Québec ne veut pas d’un «fédéralisme qui donne des leçons»

Québec ne veut pas d’un « fédéralisme qui donne des leçons ». Le leader parlementaire Jean-Marc Fournier a lancé jeudi matin un avertissement bien senti à la ministre fédérale de la Justice, qui l’a rappelé à l’ordre la veille au sujet de la culture de cannabis à domicile.
À Ottawa mercredi, Jody Wilson-Raybould a fait valoir que l’intention de Québec d’interdire la culture de marijuana dans les résidences est contraire à la volonté fédérale. « Si des provinces veulent se doter de règles plus restrictives, y compris à propos de la culture à domicile, elles sont libres de le faire. Mais il y a des limites à cela », a-t-elle déclaré.
Pas question de reculer, a répliqué Jean-Marc Fournier dans un plaidoyer en faveur du « fédéralisme coopératif ».
Dans le cas du Québec, il y a une nation qui compte s’exprimer avec ses compétences et ne pas les abandonner
« Lorsqu’il faut faire des mises au point, nous n’allons pas négliger l’occasion de les faire, justement pour exprimer la vision québécoise. Les Québécois ont été consultés. Ils expriment qu’ils veulent aussi des règles strictes. Nous allons en avoir », a-t-il martelé.
Quelques minutes plus tard, son gouvernement a rejeté une motion de Québec solidaire visant à permettre la culture « d’un nombre restreint de plants de cannabis à la maison pour consommation personnelle ».
Bataille juridique en vue
Le leader parlementaire a évoqué une décision de la Cour suprême et déclaré que le pouvoir fédéral de légiférer en droit criminel « peut être exercé et interprété uniquement pour interdire des actes, et non pour autoriser des actes ».
En clair : Ottawa « peut interdire cinq plants et plus à domicile, mais ce n’est pas à lui d’autoriser zéro, un, deux, ou trois, ou quatre plants ». « Cela revient aux provinces », a statué le ministre.
Des experts consultés par Le Devoir voient les choses autrement.
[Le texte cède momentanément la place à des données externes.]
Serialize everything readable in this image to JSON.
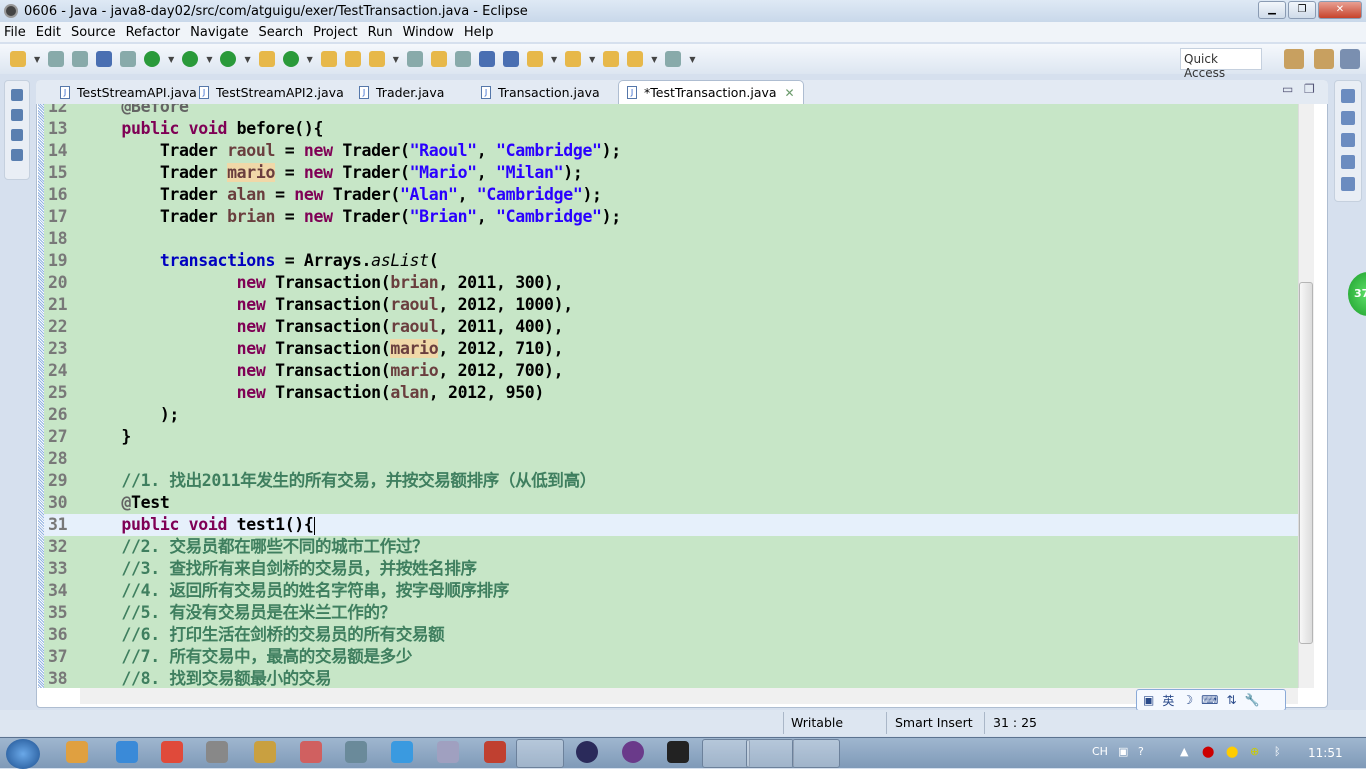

Lorsqu’il existe un conflit entre une loi fédérale et une loi provinciale, la règle fermement établie par la jurisprudence est que la loi fédérale a préséance, ont notamment fait valoir le doyen de la Faculté de droit de l’Université de Montréal, Jean-François Gaudreault-Desbiens, et le constitutionnaliste de la même université Stéphane Beaulac.
Le constitutionnaliste Patrick Taillon n’est toutefois pas de cet avis. « Il est à mon sens tout à fait possible d’additionner les exigences de la loi québécoise et de la loi fédérale », a-t-il écrit jeudi sur Twitter.
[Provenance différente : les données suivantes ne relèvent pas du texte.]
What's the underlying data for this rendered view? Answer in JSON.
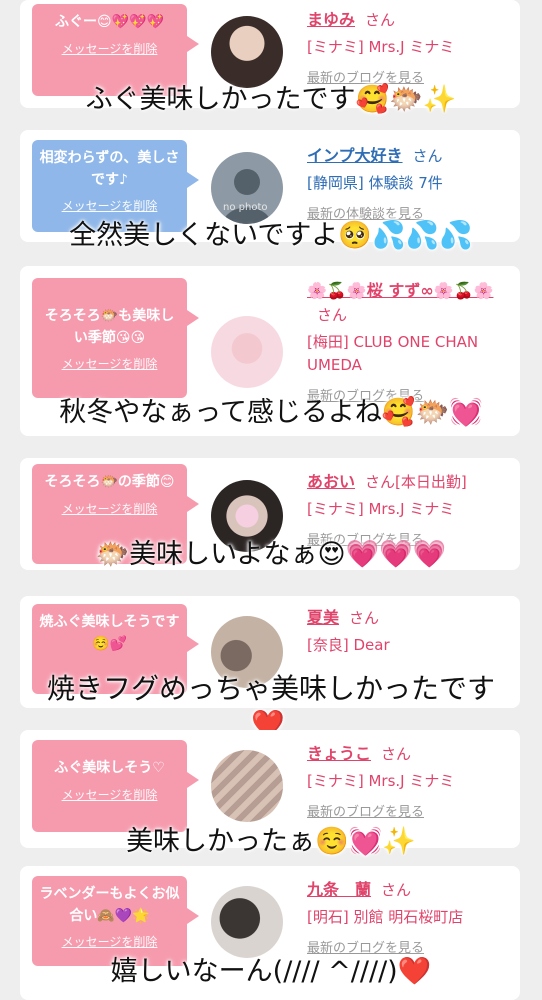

Chose certaine : Québec a l’intention de se battre si la mésentente se rend devant les tribunaux.
« Bien évidemment [nous allons défendre notre point de vue devant les tribunaux], mais je crois que nous n’avons pas à envisager un recours juridique pour que les procureurs de l’un et les procureurs de l’autre, avec les fonds publics qui viennent des contribuables, aient à dépenser de l’argent là », a lancé le ministre Fournier.
À son avis, il importe de rappeler que les objectifs d’Ottawa et de Québec sont semblables.
« L’objectif de la loi fédérale n’est pas l’autorisation de la culture personnelle à domicile ; c’est [de] protéger la santé et la sécurité publique par l’établissement d’exigences strictes », a-t-il statué.